The Morbidity and Mortality Weekly Report of the Centers for Disease Control and Prevention report that five people in Los Angeles, California have a rare form of pneumonia seen only in patients with weakened immune systems, in what turns out to be the first recognized cases of AIDS.

In the beginning, the CDC did not have an official name for the disease, often referring to it by way of the diseases that were associated with it, for example, lymphadenopathy, the disease after which the discoverers of HIV originally named the virus.

They also used Kaposi’s Sarcoma and Opportunistic Infections, the name by which a task force had been set up in 1981. In the general press, the term GRID, which stood for Gay-related immune deficiency, had been coined. The CDC, in search of a name, and looking at the infected communities coined “the 4H disease,” as it seemed to single out Haitians, homosexuals, hemophiliacs, and heroin users.
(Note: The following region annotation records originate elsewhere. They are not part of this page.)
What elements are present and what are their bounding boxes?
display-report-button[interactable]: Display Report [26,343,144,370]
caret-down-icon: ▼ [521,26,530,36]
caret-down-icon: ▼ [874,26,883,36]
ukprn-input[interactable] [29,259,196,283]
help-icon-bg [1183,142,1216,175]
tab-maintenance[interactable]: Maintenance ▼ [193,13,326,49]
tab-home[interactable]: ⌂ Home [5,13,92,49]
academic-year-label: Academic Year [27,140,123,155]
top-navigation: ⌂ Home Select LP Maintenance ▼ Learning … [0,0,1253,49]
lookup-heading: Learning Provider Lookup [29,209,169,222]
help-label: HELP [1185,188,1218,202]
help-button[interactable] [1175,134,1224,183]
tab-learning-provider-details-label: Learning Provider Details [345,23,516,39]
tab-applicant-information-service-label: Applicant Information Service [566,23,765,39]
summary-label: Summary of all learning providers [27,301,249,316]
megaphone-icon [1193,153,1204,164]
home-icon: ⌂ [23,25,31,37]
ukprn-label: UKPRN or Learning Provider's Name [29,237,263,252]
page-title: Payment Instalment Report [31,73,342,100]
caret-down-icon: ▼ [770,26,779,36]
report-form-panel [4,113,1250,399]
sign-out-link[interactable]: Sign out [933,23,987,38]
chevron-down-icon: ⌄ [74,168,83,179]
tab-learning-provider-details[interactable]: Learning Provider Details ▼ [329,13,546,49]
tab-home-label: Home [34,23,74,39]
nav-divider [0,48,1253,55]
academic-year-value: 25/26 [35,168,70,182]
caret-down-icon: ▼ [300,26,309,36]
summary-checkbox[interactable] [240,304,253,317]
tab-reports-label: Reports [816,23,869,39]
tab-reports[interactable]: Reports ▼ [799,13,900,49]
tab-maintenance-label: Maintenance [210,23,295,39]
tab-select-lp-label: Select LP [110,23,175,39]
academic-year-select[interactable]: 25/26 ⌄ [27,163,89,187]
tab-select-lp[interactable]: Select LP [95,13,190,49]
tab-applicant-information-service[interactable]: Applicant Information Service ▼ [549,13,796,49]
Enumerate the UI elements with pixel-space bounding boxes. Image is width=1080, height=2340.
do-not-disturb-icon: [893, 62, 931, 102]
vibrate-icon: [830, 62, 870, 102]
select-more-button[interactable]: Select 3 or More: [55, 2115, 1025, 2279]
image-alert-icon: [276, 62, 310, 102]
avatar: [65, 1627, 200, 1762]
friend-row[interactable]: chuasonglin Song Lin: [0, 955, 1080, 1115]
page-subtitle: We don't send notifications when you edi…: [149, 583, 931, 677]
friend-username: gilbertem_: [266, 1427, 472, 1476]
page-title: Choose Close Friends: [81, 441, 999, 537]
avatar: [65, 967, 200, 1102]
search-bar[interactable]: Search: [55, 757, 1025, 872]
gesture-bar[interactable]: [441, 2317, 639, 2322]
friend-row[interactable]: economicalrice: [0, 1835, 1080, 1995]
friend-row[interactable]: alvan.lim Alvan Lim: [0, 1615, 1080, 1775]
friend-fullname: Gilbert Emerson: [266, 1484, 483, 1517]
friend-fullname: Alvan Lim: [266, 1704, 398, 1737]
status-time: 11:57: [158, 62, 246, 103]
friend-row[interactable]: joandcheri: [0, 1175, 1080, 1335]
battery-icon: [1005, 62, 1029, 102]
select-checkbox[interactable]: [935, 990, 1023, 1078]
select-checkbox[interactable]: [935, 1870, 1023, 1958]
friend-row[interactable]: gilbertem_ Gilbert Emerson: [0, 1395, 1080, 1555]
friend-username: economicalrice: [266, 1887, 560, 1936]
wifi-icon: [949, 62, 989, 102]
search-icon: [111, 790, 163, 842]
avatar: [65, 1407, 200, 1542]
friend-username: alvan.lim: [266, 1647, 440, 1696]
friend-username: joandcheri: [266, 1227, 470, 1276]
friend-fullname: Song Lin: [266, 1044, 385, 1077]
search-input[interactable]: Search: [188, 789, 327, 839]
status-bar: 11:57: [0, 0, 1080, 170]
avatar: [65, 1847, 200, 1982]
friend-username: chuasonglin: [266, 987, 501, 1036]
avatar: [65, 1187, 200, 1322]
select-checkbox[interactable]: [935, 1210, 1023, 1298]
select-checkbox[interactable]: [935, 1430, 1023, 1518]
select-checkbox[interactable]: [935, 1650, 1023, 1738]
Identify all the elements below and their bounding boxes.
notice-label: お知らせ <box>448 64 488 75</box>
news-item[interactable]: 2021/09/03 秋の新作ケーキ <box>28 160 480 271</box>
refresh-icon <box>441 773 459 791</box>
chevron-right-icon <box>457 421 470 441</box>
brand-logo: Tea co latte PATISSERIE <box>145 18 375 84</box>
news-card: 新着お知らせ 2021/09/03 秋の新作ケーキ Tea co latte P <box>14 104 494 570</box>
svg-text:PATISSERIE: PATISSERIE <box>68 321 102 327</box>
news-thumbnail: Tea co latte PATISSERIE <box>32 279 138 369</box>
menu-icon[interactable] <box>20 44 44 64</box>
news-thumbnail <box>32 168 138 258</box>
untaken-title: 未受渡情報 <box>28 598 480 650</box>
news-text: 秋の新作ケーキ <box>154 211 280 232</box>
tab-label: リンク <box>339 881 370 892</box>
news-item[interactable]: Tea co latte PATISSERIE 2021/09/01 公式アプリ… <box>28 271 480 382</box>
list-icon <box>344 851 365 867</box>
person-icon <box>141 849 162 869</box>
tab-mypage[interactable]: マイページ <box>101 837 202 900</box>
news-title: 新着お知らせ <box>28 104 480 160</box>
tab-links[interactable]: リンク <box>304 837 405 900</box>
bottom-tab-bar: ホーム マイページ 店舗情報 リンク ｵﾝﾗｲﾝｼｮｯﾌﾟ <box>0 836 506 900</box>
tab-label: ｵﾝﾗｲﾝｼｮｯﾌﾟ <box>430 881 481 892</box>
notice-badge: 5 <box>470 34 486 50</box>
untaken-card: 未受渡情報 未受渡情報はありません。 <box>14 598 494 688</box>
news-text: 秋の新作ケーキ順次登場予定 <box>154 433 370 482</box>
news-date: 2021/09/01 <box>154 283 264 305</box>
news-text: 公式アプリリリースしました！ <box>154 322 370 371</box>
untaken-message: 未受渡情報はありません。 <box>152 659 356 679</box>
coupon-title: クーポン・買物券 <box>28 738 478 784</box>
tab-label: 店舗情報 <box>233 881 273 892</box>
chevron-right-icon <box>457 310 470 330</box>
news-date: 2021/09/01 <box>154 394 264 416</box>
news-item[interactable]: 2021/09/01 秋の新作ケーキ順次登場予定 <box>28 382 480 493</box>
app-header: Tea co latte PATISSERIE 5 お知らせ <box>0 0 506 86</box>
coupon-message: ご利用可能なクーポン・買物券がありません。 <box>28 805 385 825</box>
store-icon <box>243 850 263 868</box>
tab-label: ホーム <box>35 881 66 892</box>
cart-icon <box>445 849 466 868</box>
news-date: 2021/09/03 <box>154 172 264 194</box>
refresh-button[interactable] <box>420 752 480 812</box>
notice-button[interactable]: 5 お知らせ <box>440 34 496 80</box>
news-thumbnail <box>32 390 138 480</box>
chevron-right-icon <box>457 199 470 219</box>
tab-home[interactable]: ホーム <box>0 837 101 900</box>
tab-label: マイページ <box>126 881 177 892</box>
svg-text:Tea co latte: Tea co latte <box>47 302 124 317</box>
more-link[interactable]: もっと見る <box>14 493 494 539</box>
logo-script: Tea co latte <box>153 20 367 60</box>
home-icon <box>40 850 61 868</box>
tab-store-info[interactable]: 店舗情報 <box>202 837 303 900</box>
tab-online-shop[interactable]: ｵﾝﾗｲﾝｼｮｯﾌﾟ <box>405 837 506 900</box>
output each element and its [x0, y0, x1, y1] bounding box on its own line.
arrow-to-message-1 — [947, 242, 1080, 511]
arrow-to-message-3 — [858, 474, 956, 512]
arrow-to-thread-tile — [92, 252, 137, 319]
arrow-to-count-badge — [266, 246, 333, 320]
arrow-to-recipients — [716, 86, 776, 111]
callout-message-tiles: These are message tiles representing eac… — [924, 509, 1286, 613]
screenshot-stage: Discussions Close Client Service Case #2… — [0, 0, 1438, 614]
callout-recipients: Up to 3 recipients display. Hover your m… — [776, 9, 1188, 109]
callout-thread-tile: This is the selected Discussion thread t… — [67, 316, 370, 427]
However, after determining that AIDS was not isolated to the homosexual community, the term GRID became misleading and AIDS was introduced at a meeting in July 1982. By September 1982 the CDC started using the name AIDS, and properly defined the illness.

A more controversial theory known as the OPV AIDS hypothesis suggests that the AIDS epidemic was inadvertently started in the late 1950s in the Belgian Congo by Hilary Koprowski’s research into a poliomyelitis vaccine. According to scientific consensus, this scenario is not supported by the available evidence.